Напрасно уверяют, что города у нас строила пришедшая дружина, военное сословие. Она строила крепости для защиты опасных мест, но создать город, как связь промысловой и торговой жизни, могло только время и сам народ. Дружина в таком городе и сама явилась, как пособие, как потребность для защиты, с какою целью и была призвана даже из-за моря.

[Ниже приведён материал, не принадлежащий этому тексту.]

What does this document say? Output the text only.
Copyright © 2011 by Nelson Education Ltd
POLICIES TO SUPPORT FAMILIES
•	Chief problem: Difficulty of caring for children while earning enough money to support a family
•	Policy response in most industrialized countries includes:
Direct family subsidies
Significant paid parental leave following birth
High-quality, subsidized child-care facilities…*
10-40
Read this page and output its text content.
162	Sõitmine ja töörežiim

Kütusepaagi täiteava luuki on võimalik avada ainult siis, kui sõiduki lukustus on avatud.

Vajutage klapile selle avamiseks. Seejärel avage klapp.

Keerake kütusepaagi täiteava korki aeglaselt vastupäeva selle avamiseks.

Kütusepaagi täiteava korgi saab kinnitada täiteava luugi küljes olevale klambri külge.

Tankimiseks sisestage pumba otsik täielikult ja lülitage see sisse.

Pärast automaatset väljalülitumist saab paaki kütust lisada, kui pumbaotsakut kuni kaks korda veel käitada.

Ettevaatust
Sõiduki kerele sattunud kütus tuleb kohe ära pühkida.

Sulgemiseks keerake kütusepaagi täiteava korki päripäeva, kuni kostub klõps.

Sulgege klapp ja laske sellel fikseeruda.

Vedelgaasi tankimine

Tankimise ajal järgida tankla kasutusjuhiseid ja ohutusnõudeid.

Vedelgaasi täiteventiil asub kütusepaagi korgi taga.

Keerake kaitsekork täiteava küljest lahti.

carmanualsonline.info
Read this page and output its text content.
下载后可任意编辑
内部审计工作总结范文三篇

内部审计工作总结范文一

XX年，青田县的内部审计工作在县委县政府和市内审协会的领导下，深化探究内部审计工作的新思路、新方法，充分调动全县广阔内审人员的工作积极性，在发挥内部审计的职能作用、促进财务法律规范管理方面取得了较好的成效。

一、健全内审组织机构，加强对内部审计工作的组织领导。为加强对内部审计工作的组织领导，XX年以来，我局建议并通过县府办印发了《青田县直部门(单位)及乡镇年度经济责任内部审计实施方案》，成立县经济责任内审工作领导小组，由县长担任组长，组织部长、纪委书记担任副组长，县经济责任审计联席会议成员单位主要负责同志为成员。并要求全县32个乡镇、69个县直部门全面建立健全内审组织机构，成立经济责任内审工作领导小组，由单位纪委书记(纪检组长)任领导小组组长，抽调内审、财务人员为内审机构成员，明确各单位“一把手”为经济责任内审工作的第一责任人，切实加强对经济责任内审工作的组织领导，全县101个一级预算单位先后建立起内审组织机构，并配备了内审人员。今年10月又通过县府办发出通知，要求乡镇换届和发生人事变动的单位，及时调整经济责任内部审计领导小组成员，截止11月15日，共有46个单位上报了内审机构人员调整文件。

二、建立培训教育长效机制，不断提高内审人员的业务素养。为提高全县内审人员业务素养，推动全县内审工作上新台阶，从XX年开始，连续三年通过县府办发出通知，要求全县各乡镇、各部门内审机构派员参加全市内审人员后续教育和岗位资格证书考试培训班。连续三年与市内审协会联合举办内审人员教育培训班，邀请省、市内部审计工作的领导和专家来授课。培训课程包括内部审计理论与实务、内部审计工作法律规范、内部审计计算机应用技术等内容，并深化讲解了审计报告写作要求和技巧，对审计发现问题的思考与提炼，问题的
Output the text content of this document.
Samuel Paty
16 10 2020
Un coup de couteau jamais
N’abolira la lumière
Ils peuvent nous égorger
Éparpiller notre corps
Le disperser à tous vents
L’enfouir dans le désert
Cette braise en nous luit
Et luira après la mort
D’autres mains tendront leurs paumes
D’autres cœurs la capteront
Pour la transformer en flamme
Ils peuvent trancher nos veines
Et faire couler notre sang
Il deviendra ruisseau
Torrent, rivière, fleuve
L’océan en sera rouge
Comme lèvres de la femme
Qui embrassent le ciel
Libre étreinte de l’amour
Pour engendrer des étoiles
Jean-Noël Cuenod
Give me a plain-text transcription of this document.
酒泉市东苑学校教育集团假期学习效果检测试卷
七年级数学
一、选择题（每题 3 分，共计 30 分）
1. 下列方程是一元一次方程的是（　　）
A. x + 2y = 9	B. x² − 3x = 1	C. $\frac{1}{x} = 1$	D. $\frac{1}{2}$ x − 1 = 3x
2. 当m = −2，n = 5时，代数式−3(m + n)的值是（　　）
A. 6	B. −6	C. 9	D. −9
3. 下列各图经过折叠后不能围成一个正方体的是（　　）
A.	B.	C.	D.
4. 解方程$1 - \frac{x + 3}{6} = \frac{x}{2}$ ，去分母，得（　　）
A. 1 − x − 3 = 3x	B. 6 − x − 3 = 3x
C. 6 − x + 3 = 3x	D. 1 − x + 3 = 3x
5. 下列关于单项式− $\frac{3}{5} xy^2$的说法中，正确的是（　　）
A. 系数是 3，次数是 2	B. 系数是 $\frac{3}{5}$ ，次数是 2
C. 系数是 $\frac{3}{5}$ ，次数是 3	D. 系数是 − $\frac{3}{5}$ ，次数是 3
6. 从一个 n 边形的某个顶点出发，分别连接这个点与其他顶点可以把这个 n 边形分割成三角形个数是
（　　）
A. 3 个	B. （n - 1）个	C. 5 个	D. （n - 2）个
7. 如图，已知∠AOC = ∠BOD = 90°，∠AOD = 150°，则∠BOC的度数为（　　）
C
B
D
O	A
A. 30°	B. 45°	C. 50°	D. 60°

Итак, если до призвания князей, по точному свидетельству начальной летописи, у нас существовали племенные княжения и самые города, без которых княжения не могли и существовать, то какое же место в этих княжениях мы дадим родовому быту? Город, как форма народной жизни, не есть родовая форма. Это уже община и притом община весьма разнородного состава, населенная разными людьми не только от разных родов, но и от разных племен, столько же и от инородцев. Таким образом, город мы должны почитать новым основанием для развития страны, тем основанием, на котором построилось не только призвание князей, но и само государство. Поэтому и родовой быт мы должны удалить на известное или неизвестное расстояние от начала нашей истории и начинать ее не родовым, а городовым бытом. Родовой быт, как мы сказали, был основною стихией нашей жизни. Он и остался такою стихией на долгие века, но только у домашнего очага, в кругу частных личных связей и отношений. Связи и отношения общего, то есть политического свойства, общие цели и задачи руководились уже другим деятелем, который вырос, конечно, не из родовых, а из общинных начал жизни. Город был новою ступенью в развитии народа. Только при особом развитии городового быта сделался возможным и необходимым и переход к призванию владеющей власти, то есть переход к зародышу государства. Прямо от первичных форм родового быта такой переход был невозможен, потому что это было не естественно, не согласно с природою вещей. Посаженный в почву первичных форм родового быта такой зародыш тотчас бы заглох и исчез бы без следа. Для него требовалась почва развитая политически, общественно, что могло возродиться только в городе, в городской общине, а не в родовом союзе деревни.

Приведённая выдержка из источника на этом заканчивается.